Gregg graduated several years ago with his MBA. He founded Alpha Industries upon graduation and has worked hard to build the business. In the year that just ended, Alpha’s free cash flow was negative $10 million due to a significant capital expenditure. Alpha expects to realize free cash flow of negative $5 million in one year, $0 (zero) in two years, and positive $5 million in three years. After three years, free cash flow is expected to grow at a constant rate forever.
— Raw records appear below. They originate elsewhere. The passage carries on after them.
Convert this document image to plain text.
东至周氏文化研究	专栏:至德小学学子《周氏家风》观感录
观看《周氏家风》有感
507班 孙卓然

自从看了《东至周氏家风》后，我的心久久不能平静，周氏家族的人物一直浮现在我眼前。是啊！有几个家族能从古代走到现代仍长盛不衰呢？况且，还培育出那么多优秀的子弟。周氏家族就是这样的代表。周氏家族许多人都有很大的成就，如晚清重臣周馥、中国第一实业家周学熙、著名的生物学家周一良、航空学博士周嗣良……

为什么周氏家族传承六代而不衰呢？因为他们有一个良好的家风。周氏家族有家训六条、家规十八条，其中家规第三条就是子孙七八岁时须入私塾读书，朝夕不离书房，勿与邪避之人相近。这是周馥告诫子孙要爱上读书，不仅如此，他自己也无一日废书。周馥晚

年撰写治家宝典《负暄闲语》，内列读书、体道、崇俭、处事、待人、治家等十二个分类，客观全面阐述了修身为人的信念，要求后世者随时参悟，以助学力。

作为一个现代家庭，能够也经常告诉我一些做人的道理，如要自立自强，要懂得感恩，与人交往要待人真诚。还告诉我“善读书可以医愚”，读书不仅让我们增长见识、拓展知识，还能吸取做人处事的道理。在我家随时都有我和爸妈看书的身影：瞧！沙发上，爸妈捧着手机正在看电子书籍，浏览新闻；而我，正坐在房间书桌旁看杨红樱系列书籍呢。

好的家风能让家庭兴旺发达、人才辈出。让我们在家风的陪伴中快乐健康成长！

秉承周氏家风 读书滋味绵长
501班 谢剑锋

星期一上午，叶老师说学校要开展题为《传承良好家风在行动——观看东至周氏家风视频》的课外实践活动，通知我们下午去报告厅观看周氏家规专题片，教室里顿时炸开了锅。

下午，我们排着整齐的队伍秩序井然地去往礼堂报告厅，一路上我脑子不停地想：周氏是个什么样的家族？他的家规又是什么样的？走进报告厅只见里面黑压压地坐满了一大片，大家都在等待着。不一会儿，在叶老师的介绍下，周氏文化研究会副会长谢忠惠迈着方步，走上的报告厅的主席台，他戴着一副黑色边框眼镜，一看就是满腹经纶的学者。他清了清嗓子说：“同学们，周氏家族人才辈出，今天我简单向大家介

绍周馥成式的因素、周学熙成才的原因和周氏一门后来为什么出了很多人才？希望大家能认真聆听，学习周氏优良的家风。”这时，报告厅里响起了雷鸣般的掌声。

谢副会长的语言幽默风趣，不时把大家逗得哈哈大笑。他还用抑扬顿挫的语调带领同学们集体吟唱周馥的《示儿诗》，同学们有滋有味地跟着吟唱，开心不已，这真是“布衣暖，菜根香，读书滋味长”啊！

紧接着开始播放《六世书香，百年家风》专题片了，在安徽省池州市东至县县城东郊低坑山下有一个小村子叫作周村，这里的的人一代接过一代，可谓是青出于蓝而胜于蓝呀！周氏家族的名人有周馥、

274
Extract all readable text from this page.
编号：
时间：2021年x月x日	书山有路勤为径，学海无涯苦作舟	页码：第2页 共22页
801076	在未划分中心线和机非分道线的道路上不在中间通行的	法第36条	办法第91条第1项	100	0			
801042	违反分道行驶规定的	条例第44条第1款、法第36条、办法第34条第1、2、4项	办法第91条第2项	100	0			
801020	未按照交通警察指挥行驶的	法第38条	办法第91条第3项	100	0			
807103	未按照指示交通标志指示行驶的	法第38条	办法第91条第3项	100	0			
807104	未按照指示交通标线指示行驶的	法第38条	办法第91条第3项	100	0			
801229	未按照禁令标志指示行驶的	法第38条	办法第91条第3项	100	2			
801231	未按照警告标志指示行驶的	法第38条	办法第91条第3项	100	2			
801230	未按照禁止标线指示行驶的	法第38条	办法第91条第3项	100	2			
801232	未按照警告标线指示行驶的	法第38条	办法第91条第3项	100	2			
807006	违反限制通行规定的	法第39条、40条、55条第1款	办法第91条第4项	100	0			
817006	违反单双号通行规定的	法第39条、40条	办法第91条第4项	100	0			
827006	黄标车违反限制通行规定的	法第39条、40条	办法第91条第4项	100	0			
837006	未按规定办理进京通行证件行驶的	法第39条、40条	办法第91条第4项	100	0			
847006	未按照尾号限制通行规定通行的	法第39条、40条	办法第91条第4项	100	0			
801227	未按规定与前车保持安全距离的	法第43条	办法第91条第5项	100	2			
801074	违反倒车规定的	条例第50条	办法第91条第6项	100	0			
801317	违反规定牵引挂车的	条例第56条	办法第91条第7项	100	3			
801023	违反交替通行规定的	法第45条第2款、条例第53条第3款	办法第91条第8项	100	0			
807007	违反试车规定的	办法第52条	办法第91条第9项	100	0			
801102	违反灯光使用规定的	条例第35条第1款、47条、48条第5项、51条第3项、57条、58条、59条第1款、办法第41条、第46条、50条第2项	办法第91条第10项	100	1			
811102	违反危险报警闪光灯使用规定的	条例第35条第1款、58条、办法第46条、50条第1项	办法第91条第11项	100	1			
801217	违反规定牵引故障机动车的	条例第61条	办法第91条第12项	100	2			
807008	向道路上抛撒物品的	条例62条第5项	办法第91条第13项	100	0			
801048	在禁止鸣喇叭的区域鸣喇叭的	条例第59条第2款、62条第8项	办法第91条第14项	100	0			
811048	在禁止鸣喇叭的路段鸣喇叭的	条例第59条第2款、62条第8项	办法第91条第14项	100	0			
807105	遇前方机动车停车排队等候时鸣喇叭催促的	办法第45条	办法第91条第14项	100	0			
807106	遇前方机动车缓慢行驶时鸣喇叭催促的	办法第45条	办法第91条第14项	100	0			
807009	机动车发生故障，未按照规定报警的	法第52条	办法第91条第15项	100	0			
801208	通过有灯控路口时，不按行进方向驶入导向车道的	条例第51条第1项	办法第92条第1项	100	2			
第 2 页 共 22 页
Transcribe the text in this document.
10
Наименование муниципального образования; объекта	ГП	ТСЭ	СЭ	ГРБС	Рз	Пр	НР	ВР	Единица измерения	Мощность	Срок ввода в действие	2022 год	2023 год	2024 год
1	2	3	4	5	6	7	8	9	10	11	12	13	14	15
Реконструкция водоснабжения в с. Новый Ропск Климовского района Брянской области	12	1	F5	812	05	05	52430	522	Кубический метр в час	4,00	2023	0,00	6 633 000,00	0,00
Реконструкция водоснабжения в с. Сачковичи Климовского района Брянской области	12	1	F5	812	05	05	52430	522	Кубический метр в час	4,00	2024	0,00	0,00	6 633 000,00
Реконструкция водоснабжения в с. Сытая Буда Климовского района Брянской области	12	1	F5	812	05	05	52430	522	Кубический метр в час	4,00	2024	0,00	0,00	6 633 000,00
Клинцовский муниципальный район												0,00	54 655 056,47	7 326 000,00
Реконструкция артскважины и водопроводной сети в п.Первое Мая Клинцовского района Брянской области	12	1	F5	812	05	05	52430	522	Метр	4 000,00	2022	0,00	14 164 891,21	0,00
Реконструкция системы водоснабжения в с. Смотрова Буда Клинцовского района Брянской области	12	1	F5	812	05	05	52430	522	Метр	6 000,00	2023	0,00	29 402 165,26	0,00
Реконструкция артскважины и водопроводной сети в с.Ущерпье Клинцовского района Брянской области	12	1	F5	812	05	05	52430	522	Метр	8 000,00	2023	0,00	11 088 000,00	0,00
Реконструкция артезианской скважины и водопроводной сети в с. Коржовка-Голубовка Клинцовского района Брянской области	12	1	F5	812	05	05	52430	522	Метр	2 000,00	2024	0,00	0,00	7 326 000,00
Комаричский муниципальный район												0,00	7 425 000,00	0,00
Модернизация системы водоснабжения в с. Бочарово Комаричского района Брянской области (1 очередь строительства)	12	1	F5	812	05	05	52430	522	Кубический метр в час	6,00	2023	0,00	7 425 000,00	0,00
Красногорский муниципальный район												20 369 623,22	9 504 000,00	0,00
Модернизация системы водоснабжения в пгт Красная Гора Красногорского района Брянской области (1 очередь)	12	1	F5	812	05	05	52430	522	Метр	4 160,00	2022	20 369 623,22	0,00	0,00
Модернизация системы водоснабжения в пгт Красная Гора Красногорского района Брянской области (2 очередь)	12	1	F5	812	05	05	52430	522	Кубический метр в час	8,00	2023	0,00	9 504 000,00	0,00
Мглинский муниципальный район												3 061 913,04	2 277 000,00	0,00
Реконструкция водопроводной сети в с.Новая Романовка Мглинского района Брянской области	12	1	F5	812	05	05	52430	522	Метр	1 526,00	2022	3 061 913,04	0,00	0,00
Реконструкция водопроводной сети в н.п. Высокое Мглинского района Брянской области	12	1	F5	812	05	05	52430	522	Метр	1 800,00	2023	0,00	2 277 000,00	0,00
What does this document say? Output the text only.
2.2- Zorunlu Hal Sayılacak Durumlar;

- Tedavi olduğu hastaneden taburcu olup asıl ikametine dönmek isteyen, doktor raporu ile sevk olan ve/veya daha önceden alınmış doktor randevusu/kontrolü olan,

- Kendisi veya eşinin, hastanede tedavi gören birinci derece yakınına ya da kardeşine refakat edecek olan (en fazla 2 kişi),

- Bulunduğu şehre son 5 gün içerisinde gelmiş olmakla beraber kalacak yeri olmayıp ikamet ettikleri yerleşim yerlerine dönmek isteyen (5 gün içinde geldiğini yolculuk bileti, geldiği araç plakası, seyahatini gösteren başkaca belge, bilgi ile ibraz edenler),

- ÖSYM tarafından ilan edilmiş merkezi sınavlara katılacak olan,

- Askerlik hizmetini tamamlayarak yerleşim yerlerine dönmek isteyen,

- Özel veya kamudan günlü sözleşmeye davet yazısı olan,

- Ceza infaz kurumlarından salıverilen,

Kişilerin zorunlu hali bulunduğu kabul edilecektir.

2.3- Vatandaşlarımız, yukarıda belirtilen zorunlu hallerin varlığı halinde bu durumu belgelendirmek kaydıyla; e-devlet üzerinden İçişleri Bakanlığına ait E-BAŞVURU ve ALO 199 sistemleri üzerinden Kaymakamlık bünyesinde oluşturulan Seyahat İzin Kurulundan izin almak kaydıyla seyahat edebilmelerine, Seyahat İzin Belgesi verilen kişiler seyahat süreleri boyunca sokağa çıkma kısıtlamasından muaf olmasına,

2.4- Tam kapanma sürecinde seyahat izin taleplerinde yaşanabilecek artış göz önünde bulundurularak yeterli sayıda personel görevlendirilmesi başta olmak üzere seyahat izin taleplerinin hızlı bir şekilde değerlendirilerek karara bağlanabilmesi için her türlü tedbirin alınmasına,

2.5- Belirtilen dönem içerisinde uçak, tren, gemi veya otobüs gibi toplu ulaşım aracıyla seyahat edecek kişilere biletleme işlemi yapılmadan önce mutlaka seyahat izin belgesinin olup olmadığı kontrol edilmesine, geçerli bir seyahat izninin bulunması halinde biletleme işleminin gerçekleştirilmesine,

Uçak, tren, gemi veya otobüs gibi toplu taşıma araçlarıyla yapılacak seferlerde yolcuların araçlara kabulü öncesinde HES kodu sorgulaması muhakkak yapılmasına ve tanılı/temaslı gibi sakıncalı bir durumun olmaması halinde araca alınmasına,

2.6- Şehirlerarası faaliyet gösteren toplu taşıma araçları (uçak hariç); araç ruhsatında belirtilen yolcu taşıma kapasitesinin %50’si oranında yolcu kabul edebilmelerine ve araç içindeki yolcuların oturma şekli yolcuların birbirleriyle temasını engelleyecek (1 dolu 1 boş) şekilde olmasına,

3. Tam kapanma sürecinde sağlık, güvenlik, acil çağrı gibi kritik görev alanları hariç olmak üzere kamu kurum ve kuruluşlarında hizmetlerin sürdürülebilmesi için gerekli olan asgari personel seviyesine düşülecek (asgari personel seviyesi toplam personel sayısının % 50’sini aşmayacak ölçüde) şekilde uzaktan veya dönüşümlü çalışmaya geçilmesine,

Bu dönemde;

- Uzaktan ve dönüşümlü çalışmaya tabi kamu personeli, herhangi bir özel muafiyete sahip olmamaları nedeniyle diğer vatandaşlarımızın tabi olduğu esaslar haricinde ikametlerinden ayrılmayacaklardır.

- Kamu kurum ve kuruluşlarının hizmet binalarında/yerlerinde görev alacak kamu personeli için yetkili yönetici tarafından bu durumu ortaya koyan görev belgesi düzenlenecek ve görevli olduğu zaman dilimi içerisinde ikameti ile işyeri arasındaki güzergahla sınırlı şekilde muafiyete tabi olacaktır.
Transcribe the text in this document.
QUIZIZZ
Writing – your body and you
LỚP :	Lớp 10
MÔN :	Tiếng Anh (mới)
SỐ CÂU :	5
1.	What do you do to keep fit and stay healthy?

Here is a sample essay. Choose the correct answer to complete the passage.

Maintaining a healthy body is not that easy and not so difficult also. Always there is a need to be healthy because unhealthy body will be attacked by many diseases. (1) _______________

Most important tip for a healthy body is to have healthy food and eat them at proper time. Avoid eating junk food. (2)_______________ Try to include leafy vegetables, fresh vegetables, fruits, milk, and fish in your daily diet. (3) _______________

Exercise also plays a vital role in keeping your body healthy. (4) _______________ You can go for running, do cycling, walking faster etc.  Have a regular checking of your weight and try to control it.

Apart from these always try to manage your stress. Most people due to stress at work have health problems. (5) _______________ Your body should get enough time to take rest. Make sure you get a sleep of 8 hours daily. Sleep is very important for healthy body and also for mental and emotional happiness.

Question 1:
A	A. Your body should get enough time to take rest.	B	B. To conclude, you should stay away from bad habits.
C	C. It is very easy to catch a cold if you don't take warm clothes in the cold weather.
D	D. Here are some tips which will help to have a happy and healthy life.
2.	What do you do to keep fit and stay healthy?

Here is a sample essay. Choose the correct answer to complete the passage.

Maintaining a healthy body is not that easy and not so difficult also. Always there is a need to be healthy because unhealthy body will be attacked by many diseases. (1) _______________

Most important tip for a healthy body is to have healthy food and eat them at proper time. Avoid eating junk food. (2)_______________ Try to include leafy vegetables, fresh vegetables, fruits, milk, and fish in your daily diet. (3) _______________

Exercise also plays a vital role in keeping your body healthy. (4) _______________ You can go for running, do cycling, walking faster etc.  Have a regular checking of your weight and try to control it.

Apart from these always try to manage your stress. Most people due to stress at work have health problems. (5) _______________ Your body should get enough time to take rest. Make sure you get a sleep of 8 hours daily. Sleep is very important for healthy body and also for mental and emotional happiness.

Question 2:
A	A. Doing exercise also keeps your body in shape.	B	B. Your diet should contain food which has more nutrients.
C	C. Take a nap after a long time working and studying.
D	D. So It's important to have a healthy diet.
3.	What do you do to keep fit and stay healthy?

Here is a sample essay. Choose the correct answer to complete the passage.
Gregg just received an offer for his company from a private equity firm. He is tempted to take the offer but he wants to understand how the offer price was determined. In particular, he is trying to estimate the long-term constant growth rate in free cash flow. Assume that the required return is 16%. If Gregg was just offered $50 million for his business, determine the constant growth rate in free cash flow after three years that would justify this offer price.
To determine the constant growth rate in free cash flow that would justify the offer price of $50 million, we need to use the discounted free cash flow method. This method calculates the present value of future cash flows, taking into account the required return rate.
First, let's calculate the present value of the expected future cash flows after three years (Year 4 onwards). We will use the formula:
PV = CF / (r - g)
Where PV is the present value, CF is the cash flow, r is the required return rate, and g is the constant growth rate.
In Year 4, the expected free cash flow is $5 million, so:
PV4 = $5 million / (0.16 - g)
In Year 5, the expected free cash flow is also $5 million, so:
PV5 = $5 million / (0.16 - g)^2
In Year 6 and onwards, the free cash flow is expected to grow at a constant rate forever. Let's assume this constant growth rate is denoted as g_infinity. The present value of these cash flows can be calculated as:
PV6_onwards = [FCF6 / (r - g_infinity)] / (1 + r)^3
Next, we sum up the present values of all the future cash flows:
PV_total = PV4 + PV5 + PV6_onwards
Now, we can solve for the constant growth rate g that justifies the offer price of $50 million:
$50 million = -($10 million) + (-$5 million) / (1 + 0.16) + PV_total
Substituting the values we have:
$50 million = -($10 million) + (-$5 million) / 1.16 + (PV4 + PV5 + PV6_onwards)
Simplifying the equation:
$50 million + $10 million - (-$5 million) / 1.16 = PV4 + PV5 + PV6_onwards
Now, substitute the PV values:
$60 million / 1.16 = $5 million / (0.16 - g) + $5 million / (0.16 - g)^2 + [FCF6 / (0.16 - g_infinity)] / (1 + 0.16)^3
Simplifying and rearranging the equation to isolate g_infinity:
[FCF6 / (0.16 - g_infinity)] / (1 + 0.16)^3 = $60 million / 1.16 - $5 million / (0.16 - g) - $5 million / (0.16 - g)^2
Now, we can solve for g_infinity using numerical methods or trial and error. Since the equation involves a complex expression, it's recommended to use numerical tools such as Excel or financial calculators to find the value of g_infinity that satisfies the equation.
Keep in mind that this estimation is based on the assumptions provided and the accuracy of the estimation depends on the accuracy of the assumptions. Additionally, other factors such as the business's risk profile and industry conditions should also be considered when evaluating an offer price.